In this case, the dynamics of the system can be more complicated and are determined by the interplay between both of these cross-immunity parameters. This is shown in figure 3a,b where we map model dynamical behaviour as a function of the parameters a and b for two model variants differing in the size of their antigenic ‘genome’. The same three dynamical regimes are seen as for the simpler model presented earlier (corresponding to the a=0 line in figure 3a). It is interesting to note that for this more general cross-immunity model, the region of parameter space supporting DSS dynamics is very small, corresponding to very intense cross-immunity between all strains. Transition from DSS to chaos always occurs through rather narrow zones of long-periodic regimes via Andronov–Hopf bifurcations. Within the CSS region, there is a huge variety of dynamical behaviour. Bifurcation plots give insight into this, and figure 4a–d show bifurcation behaviour as a function of a for four fixed values of b. For moderate maximal values of cross-immunity, bL<≈b<≈bU, a number of different types of the system dynamical behaviour can be distinguished as a changes (figure 4a): small amplitude chaotic epidemic oscillations at low a (see the interval 0≤a<0.15), then the fully symmetric equilibrium (the smooth curve in the interval 0.14≤a<0.38), then quasi-periodic oscillations (0.38≤a<0.62), giving way to chaotic behaviour (the rest of the a-axis). A few apparent trends can be noted: as the cross-immune response becomes narrower (i.e. as a increases and γ(d) decays more rapidly), strain infection prevalence grows together with the amplitude of epidemic oscillations in chaotic regimes, while the period of oscillations falls.
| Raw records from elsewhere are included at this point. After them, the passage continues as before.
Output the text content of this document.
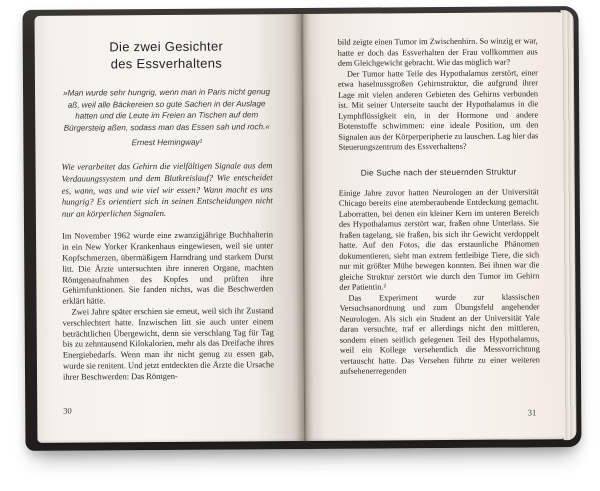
Die zwei Gesichter
des Essverhaltens
»Man wurde sehr hungrig, wenn man in Paris nicht genug aß, weil alle Bäckereien so gute Sachen in der Auslage hatten und die Leute im Freien an Tischen auf dem Bürgersteig aßen, sodass man das Essen sah und roch.«
Ernest Hemingway¹
Wie verarbeitet das Gehirn die vielfältigen Signale aus dem Verdauungssystem und dem Blutkreislauf? Wie entscheidet es, wann, was und wie viel wir essen? Wann macht es uns hungrig? Es orientiert sich in seinen Entscheidungen nicht nur an körperlichen Signalen.

Im November 1962 wurde eine zwanzigjährige Buchhalterin in ein New Yorker Krankenhaus eingewiesen, weil sie unter Kopfschmerzen, übermäßigem Harndrang und starkem Durst litt. Die Ärzte untersuchten ihre inneren Organe, machten Röntgenaufnahmen des Kopfes und prüften ihre Gehirnfunktionen. Sie fanden nichts, was die Beschwerden erklärt hätte.

Zwei Jahre später erschien sie erneut, weil sich ihr Zustand verschlechtert hatte. Inzwischen litt sie auch unter einem beträchtlichen Übergewicht, denn sie verschlang Tag für Tag bis zu zehntausend Kilokalorien, mehr als das Dreifache ihres Energiebedarfs. Wenn man ihr nicht genug zu essen gab, wurde sie renitent. Und jetzt entdeckten die Ärzte die Ursache ihrer Beschwerden: Das Röntgen-

30

bild zeigte einen Tumor im Zwischenhirn. So winzig er war, hatte er doch das Essverhalten der Frau vollkommen aus dem Gleichgewicht gebracht. Wie das möglich war?

Der Tumor hatte Teile des Hypothalamus zerstört, einer etwa haselnussgroßen Gehirnstruktur, die aufgrund ihrer Lage mit vielen anderen Gebieten des Gehirns verbunden ist. Mit seiner Unterseite taucht der Hypothalamus in die Lymphflüssigkeit ein, in der Hormone und andere Botenstoffe schwimmen: eine ideale Position, um den Signalen aus der Körperperipherie zu lauschen. Lag hier das Steuerungszentrum des Essverhaltens?

Die Suche nach der steuernden Struktur

Einige Jahre zuvor hatten Neurologen an der Universität Chicago bereits eine atemberaubende Entdeckung gemacht. Laborratten, bei denen ein kleiner Kern im unteren Bereich des Hypothalamus zerstört war, fraßen ohne Unterlass. Sie fraßen tagelang, sie fraßen, bis sich ihr Gewicht verdoppelt hatte. Auf den Fotos, die das erstaunliche Phänomen dokumentieren, sieht man extrem fettleibige Tiere, die sich nur mit größter Mühe bewegen konnten. Bei ihnen war die gleiche Struktur zerstört wie durch den Tumor im Gehirn der Patientin.²

Das Experiment wurde zur klassischen Versuchsanordnung und zum Übungsfeld angehender Neurologen. Als sich ein Student an der Universität Yale daran versuchte, traf er allerdings nicht den mittleren, sondern einen seitlich gelegenen Teil des Hypothalamus, weil ein Kollege versehentlich die Messvorrichtung vertauscht hatte. Das Versehen führte zu einer weiteren aufsehenerregenden

31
At larger maximal values of cross-immune response, b<≈bU, the dynamics of the system undergo qualitative changes in the second chaotic region of higher a values (a>0.27 in figure 4b). Larger ‘windows’ of limit cycle behaviour begin to appear in the chaotic region (figure 4b, 0.5≤a<0.68). These regions correspond to long period solutions, an example of which is shown in figure 5. The long-period limit cycle regions in the bifurcation graph grow as b approaches the second threshold value, bU, the value at which cross-immunity is strong enough to structure the population into discordant strain sets. The chaotic regimes are largely replaced by limit cycles (figure 4c, 0.3≤a<0.72) and point attractors (figure 4c, 0.72≤a<1). Note that the point attractors obtained are not completely symmetric (i.e. equilibrium strain prevalences may differ).
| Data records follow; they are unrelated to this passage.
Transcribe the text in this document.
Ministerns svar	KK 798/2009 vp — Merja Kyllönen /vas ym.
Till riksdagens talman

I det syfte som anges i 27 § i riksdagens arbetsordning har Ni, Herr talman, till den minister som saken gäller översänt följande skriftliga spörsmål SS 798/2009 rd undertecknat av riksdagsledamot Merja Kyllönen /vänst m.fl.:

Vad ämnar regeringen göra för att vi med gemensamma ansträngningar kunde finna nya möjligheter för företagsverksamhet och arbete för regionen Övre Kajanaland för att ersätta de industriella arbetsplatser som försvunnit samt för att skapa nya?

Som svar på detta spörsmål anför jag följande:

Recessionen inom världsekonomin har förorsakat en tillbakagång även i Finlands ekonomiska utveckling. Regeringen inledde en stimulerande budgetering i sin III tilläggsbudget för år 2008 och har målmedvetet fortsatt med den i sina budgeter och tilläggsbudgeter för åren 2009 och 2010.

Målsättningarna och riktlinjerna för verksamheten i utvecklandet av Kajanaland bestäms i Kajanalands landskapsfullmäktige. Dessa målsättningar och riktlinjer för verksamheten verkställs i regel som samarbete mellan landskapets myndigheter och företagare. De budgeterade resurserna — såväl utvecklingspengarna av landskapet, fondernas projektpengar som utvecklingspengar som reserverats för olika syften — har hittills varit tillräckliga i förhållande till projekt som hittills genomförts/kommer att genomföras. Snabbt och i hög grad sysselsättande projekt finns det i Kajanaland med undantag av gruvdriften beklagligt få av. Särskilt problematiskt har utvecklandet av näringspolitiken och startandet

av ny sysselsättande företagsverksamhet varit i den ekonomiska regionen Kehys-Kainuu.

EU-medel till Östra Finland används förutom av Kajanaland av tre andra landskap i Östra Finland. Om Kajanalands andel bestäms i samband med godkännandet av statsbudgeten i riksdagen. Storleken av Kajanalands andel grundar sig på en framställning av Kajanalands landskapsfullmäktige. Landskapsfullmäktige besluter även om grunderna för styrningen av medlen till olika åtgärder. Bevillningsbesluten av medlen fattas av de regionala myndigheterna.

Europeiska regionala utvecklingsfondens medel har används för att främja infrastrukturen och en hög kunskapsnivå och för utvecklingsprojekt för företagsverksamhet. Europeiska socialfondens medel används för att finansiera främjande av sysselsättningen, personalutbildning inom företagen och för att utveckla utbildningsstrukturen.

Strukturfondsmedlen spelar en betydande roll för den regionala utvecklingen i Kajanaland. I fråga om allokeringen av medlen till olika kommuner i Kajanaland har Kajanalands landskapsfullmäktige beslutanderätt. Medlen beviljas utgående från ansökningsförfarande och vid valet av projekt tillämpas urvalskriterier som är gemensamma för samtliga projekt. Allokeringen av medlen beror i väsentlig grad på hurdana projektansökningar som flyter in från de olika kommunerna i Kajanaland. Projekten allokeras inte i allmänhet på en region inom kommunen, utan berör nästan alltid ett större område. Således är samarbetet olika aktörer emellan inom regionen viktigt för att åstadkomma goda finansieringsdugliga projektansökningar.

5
Once b>bU, discrete structure is seen for small a, though the equilibria seen in past work (Gupta et al. 1998) are only stable when a is very small (a<0.03 in figure 4d). As a increases, an Andronov–Hopf bifurcation occurs and a long-period limit cycle appears in place of the fixed point (the region 0.03<a<0.05 in figure 4d). An example of this behaviour is shown in figure 6a. As a result of the bifurcation, strain prevalences occasionally change abruptly, but strains still remain structured into discordant sets. Further increases in a lead to this periodic behaviour destabilizing and being replaced by chaotic dynamics (0.05≤a<0.35) with DSS breaking down (see figure 6b for an example). The region 0.35≤a<1.0 has a complex alternating structure corresponding to different dynamical regimes; small changes in a can cause switching between fixed points, long period, and quasi-periodic solutions. Examples of these solutions are presented in figure 6c,d.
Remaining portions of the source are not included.